Pour les classes moyennes et populaires de Cusco, aller faire un "pago" le premier août est un geste habituel, rituel, familier, comme préparer certaines plats particuliers pour Noël, s’embrasser aux douze coups de minuit le 1e janvier, ou manger du chocolat à Pâques. C’est un moment festif, où on se retrouve en famille pour passer une journée au soleil, manger une glace ou partager une bière, faire voler des cerfs-volant (parce que le mois d’août est le mois du vent à Cusco, et le 1e août inaugure la saison préféré des enfants qui aiment jouer aux cerfs-volants).

C’est aussi la journée préférée des ONGs qui se déclarent les défenseuses des communautés andines : proche du monde des anthropologues, ces ONGs promeuvent le développement rural, l’interculturalité, le renforcement des capacités et des droits des peuples autochtones, une société plus juste et plus durable. Les travailleur·ses (et a fortiori directeur·rices) de ces ONGs sont souvent des urbain·es-métis·ses qui ne proviennent pas des communautés rurales, et qui projettent des conceptions et des visions romantiques, les concevant comme des êtres purs (forcément, ils sont pauvres et opprimés, donc ils sont purs), en communion harmonieuse avec la Nature (oui oui, tout le monde, partout, tout le temps), héritiers de traditions ancestrales millénaires (comprendre : éternelles et rigides, insensibles au changement et à l’évolution). Par exemple j’ai reçu dans un groupe WhatsApp cette photo, qui représente quatre hommes d’une communauté de Quispicanchis (à en juger par leurs habits), de la part du directeur d’une ONG de Cusco.

Je vous avoue que ça m’a assez crispée. Depuis les mouvements sociaux de 2022/2023, on a vu très (très) clairement les brèches sociales et politiques entre les ONGs et les catégories de populations pour lesquelles elles disent travailler, ou défendre. Alors que les ONGs critiquaient ouvertement l’ex président Pedro Castillo, car corrompu, car inutile, car incompétent, car imprésentable - les gens en campagne se sentaient représentés par lui, justement à cause de sa façon de parler, de s’habiller, etc. Quand Castillo a été démis de ses fonctions par le Parlement, et que les gens des campagnes ont pris les rues contre le coup d’État parlementaire en cours, les ONGs ont été tièdes et lentes à la réaction. L’ONG dont le directeur a partagé la photo aujourd’hui, par exemple, disait à ses équipes de ne pas respecter la grève à laquelle appelait la population rurale, affirmant que l’armée allait faire respecter la liberté de transit dans la région (oui oui, dans le fond, la direction de cette ONG était ravi que l’armée soit déployée pour empêcher les gens de bloquer les routes, même si à ce stade il y avait déjà eu des morts). Sans parler des revendications divergentes, les ONGs appelant à de nouvelles élections, et les gens des campagnes appelant à la restitution du président Castillo. Après tout ce qui s’est passé en 2022/2023, que les ONGs continuent à parler "au nom" des populations rurales, qu’elles les mettent en scène pour revendiquer une "andinité", une autochtonie pure, mais centrée sur la question culturelle et évacuant toute dimension politique... Ça me crispe.

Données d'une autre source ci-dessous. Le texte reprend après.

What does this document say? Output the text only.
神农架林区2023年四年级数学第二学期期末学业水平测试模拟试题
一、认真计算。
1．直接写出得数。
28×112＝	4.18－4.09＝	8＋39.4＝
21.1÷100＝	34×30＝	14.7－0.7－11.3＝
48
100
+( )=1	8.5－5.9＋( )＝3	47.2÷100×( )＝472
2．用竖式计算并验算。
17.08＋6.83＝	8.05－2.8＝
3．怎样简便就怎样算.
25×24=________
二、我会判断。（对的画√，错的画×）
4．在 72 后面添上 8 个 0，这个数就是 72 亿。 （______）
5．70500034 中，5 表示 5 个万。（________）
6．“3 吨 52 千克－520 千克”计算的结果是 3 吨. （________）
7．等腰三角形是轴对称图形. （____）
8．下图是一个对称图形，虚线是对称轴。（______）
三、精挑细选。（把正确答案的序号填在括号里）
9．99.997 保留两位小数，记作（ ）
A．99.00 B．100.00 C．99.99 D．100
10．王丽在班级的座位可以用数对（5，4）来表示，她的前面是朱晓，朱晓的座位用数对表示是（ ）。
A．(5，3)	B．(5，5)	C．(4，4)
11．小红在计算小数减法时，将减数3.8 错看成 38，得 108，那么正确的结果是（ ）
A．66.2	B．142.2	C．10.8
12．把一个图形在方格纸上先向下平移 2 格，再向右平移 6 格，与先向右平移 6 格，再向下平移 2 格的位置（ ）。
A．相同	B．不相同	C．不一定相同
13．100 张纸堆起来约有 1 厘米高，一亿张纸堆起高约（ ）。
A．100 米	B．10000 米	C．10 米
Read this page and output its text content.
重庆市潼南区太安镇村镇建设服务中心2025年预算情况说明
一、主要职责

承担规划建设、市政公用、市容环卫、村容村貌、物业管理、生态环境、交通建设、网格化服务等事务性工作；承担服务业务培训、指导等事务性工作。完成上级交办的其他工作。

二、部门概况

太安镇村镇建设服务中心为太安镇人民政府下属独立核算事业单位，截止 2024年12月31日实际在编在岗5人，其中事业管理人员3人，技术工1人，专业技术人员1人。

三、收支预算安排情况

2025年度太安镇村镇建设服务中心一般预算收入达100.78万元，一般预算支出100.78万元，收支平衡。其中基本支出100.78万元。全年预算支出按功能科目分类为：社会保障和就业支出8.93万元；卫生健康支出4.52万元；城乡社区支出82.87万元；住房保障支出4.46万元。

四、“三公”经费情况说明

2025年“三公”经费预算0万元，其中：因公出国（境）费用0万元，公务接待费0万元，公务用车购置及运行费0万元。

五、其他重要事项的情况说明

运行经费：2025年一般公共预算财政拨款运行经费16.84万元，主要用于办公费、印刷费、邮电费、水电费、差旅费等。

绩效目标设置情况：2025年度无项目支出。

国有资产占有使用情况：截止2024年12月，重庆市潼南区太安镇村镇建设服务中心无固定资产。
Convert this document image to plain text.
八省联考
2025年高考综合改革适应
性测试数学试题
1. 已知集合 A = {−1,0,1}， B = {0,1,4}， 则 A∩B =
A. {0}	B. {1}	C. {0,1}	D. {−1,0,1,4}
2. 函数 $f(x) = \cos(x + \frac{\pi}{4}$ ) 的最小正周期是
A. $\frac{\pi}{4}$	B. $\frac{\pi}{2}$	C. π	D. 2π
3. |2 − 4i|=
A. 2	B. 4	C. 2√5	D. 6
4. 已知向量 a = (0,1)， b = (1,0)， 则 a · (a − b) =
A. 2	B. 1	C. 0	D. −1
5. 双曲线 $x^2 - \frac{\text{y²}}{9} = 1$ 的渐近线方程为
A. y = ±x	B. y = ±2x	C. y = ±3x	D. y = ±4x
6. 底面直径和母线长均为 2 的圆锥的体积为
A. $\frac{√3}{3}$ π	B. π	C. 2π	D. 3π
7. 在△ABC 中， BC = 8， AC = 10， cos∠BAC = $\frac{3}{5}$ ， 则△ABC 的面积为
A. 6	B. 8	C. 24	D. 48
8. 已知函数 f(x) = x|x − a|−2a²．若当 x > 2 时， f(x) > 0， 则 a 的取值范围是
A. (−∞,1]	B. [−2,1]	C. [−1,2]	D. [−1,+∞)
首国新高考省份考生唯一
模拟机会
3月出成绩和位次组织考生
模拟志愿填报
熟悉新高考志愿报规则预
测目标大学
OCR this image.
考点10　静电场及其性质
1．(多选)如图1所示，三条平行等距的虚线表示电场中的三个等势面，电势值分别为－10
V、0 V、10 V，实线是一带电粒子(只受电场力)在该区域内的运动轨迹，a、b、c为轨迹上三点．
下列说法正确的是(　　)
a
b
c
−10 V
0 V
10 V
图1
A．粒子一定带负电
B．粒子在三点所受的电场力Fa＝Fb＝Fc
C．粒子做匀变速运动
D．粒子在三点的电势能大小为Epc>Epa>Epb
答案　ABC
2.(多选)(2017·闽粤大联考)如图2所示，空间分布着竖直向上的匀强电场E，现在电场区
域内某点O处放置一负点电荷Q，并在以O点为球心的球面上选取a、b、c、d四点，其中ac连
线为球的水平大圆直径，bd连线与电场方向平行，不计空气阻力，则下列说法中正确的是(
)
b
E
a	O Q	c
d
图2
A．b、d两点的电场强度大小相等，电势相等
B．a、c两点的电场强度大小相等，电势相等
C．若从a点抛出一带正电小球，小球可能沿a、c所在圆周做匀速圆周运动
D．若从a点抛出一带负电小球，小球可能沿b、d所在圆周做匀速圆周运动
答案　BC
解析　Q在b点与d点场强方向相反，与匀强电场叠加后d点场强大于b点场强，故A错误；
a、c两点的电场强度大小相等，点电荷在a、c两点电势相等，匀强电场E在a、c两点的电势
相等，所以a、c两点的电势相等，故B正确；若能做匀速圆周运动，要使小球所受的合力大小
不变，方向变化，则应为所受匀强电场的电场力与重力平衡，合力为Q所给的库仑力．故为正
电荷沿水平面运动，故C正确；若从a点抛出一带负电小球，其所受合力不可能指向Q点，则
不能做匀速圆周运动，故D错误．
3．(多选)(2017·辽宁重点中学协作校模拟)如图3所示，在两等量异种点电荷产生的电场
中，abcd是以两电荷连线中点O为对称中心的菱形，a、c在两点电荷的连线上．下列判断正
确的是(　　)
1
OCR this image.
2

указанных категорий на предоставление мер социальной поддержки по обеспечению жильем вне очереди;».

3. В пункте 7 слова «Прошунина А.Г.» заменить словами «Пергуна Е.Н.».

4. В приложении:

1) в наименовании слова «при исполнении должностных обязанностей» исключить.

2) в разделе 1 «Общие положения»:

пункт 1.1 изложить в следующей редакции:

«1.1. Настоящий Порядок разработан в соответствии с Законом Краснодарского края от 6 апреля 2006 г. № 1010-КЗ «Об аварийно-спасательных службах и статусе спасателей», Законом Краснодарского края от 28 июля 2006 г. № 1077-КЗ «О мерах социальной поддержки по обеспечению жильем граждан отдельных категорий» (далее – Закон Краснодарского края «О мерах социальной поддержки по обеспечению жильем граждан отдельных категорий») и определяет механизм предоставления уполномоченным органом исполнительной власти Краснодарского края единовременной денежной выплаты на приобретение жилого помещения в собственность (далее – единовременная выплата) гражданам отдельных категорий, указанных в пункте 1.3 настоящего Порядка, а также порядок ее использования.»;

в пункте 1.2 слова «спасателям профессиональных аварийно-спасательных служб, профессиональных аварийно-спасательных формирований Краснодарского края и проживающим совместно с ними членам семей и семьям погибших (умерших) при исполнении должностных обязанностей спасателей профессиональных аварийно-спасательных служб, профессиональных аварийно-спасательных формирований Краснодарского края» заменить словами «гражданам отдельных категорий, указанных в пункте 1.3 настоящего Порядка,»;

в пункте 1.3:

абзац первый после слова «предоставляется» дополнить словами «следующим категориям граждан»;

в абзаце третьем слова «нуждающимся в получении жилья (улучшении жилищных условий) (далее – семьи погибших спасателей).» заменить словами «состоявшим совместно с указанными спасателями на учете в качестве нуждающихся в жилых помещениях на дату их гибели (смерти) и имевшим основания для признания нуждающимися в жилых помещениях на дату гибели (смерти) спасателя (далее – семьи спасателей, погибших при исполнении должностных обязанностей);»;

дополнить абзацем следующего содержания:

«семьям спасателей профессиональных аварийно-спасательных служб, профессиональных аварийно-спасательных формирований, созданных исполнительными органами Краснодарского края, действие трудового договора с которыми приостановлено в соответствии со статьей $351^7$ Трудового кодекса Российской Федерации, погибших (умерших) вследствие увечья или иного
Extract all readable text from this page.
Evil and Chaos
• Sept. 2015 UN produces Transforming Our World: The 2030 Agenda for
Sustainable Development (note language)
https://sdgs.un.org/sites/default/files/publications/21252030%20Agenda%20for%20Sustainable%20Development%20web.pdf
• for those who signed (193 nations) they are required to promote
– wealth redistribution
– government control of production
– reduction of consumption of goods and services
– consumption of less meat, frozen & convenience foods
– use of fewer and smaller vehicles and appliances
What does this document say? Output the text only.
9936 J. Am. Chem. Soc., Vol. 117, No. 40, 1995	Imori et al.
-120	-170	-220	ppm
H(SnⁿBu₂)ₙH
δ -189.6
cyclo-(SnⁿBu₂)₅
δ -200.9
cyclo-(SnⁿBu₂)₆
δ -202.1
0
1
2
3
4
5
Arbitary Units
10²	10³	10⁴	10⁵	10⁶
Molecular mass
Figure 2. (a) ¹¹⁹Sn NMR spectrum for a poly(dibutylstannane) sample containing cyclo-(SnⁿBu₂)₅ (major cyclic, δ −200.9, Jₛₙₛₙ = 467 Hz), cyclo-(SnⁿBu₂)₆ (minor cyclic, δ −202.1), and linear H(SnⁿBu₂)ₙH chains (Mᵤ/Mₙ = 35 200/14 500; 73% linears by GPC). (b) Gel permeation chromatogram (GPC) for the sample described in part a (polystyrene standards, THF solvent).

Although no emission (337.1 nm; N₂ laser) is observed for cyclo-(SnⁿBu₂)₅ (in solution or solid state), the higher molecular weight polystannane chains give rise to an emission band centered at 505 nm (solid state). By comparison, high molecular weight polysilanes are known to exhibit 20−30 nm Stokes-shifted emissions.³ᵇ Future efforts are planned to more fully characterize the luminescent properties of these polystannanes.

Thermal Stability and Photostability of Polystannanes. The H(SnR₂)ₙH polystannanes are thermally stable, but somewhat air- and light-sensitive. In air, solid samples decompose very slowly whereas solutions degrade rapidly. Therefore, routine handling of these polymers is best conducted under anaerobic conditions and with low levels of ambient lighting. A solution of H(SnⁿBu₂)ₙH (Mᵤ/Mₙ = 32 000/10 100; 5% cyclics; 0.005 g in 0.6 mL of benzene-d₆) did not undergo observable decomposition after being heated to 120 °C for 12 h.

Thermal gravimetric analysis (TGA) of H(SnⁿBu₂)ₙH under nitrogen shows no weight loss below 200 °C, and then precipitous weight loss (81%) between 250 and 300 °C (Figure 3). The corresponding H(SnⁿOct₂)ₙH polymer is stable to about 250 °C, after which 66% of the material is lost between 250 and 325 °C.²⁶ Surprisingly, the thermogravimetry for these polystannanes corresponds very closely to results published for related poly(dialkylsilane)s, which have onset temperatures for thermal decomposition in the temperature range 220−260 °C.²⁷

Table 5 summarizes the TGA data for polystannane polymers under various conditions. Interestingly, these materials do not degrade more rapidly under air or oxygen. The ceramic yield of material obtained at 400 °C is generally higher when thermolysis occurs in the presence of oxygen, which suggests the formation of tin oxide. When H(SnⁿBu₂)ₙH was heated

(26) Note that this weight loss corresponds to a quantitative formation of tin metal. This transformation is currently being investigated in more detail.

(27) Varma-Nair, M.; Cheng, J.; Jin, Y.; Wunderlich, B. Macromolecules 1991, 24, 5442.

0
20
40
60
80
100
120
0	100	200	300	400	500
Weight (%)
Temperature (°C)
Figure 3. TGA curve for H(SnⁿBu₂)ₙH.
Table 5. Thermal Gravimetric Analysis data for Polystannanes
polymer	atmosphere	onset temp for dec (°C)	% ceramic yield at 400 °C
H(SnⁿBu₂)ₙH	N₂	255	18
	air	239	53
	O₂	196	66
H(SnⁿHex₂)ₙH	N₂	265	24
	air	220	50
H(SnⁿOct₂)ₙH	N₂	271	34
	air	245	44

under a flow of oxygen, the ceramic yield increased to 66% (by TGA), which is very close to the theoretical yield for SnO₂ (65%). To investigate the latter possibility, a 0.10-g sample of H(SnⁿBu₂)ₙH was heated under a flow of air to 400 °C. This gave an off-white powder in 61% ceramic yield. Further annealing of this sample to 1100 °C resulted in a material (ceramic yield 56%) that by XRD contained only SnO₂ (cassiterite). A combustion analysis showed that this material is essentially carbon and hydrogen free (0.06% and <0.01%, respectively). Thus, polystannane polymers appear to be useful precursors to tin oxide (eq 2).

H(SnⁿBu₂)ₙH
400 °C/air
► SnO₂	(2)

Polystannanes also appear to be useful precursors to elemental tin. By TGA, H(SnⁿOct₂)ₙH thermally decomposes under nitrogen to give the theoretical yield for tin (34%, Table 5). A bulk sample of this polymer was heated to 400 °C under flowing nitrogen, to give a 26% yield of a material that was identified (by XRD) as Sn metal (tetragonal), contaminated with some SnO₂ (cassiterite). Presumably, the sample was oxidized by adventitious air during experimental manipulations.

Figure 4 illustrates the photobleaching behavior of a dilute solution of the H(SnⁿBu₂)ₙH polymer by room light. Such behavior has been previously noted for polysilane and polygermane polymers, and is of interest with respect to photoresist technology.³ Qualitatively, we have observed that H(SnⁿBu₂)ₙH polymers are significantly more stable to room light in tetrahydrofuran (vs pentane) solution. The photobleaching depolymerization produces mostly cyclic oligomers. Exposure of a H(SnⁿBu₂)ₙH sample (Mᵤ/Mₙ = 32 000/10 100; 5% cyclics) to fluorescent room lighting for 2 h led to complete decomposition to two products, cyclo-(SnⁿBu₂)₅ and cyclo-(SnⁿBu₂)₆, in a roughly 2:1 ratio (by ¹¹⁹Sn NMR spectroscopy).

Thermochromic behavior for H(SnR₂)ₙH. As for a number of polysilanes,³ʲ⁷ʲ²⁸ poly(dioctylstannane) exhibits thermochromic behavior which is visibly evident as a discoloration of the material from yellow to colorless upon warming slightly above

Vous voyez, je ne peux pas vous parler des festivités comme le "Pachamama Day" sans vous parler politique. Peut être parce que tout est politique, tout est traversé par le capitalisme et le classisme, et que quand on fait de l’anthropologie et qu’on bosse à ritimo, on peut difficilement ne pas le voir. Mais peut être aussi parce que le spectre des mobilisations de 2022/2023 plane partout. La moindre conversation peut prendre un tournant sinistre à n’importe quel moment en évoquant les évènements. Cela fait maintenant un an et demi, mais la blessure est terriblement ouverte, et la douleur de ce que ces mobilisations sociales ont représenté est encore extrêmement présente. Tout est prétexte à évoquer le rejet populaire pour Dina Boluarte, et à commémorer les martyrs de ces révoltes. La répression a été cruelle, mais la rage a vocation a ressortir, tout ou tard.